Alcohol is believed to have pain-dampening effects and is often used as self-medication by persons with pain problems; however, experimental evidence confirming this effect is scarce. We conducted a systematic review of experimental studies on the effects of nonrecurring alcohol administration on pain perception in healthy human subjects and the underlying mechanisms.
Three databases (PubMed, PsycINFO, and Web of Science) were searched for relevant studies using a predefined algorithm. In a next step, irrelevant articles were excluded by screening titles and abstracts. Finally, articles were checked regarding a set of methodological criteria; only publications meeting these criteria were selected for this review. A total of 14 experimental studies were identified.
Overall, most of the studies were able to show a pain-dampening effect of alcohol. However, many of them had methodological shortcomings (eg, lack of placebo control, insufficient blinding, or very small sample sizes). In addition, comparability is limited due to considerable variations in alcohol administration and pain measurement. More importantly, potential mechanisms of action and moderating variables have scarcely been investigated.

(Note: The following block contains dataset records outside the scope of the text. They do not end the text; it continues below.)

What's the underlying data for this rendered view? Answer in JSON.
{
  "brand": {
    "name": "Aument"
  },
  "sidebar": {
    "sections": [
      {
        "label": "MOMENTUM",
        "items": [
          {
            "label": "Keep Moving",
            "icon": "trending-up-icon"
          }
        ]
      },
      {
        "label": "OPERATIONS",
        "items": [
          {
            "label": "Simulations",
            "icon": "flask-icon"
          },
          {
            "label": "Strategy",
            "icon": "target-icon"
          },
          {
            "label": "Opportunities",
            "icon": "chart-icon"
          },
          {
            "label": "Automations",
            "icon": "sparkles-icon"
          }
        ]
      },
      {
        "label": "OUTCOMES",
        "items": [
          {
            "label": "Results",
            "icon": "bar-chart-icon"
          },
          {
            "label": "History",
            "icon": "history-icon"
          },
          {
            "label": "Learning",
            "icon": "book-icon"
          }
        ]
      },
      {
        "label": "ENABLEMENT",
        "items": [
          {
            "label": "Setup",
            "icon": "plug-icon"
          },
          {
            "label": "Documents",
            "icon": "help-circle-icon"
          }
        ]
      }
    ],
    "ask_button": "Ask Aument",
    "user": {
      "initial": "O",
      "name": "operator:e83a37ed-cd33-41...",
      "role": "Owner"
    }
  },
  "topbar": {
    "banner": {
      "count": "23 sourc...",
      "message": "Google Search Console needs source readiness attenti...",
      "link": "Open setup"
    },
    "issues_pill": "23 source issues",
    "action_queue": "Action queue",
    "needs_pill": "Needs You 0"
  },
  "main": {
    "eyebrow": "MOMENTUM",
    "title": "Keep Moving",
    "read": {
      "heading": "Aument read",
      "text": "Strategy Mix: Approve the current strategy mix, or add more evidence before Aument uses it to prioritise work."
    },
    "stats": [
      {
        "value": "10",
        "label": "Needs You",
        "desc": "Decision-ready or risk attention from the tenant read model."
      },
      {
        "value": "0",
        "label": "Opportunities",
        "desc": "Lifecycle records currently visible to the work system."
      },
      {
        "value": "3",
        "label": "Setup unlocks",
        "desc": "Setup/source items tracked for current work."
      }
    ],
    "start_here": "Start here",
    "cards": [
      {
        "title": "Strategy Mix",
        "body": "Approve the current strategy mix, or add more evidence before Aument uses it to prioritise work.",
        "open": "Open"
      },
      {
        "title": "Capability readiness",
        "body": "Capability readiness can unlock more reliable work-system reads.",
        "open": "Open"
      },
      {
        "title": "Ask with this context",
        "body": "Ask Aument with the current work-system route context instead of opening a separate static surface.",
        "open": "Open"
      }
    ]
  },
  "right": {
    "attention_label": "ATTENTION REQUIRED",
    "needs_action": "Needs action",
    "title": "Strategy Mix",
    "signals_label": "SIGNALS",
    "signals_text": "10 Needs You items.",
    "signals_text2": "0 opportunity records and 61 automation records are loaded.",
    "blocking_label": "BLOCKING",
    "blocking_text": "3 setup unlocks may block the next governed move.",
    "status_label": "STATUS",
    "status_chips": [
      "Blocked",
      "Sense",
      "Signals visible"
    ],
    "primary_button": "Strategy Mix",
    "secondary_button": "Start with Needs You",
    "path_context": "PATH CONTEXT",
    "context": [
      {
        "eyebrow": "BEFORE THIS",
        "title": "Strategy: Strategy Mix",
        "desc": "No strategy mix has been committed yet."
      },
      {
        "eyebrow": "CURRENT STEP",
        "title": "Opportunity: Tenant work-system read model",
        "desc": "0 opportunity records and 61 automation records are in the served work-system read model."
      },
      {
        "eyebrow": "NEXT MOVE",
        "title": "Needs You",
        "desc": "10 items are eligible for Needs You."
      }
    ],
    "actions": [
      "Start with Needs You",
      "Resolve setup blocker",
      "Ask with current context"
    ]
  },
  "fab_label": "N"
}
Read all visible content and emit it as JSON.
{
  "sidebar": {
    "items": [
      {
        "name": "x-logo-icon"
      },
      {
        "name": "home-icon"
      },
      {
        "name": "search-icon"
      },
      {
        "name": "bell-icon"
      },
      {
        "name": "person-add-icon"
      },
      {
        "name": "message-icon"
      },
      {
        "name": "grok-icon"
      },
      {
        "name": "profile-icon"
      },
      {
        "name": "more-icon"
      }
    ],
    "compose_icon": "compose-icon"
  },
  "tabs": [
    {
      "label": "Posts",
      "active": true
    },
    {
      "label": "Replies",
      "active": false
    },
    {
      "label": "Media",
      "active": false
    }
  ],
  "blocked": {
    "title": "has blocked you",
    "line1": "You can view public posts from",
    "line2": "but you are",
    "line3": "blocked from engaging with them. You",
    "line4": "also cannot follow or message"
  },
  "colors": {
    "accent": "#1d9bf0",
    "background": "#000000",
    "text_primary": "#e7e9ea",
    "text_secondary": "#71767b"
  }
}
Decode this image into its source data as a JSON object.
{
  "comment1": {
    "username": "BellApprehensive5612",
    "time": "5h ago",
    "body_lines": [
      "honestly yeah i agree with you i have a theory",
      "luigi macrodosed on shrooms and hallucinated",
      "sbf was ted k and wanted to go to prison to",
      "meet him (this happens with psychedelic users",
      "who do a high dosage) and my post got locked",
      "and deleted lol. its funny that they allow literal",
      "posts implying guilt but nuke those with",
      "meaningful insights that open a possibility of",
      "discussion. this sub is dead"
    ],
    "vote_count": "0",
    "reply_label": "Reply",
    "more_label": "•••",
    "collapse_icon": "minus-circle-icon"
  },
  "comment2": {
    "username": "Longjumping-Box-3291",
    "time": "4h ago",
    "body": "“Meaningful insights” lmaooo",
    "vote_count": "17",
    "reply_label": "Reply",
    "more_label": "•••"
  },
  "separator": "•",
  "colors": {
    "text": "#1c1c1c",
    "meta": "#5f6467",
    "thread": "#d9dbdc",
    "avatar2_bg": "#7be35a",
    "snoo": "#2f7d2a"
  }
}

Despite the frequent use of alcohol as self-medication by persons with pain problems, there are to date only a few experimental investigations of alcohol effects on pain perceptions. The results of these studies suggest that alcohol does in fact have pain-dampening effects. However, the mechanisms implicated in these effects are still unknown, and experimental research has been limited to pain-free subjects. Future research should provide more knowledge about alcohol effects on pain, especially in chronic pain patients.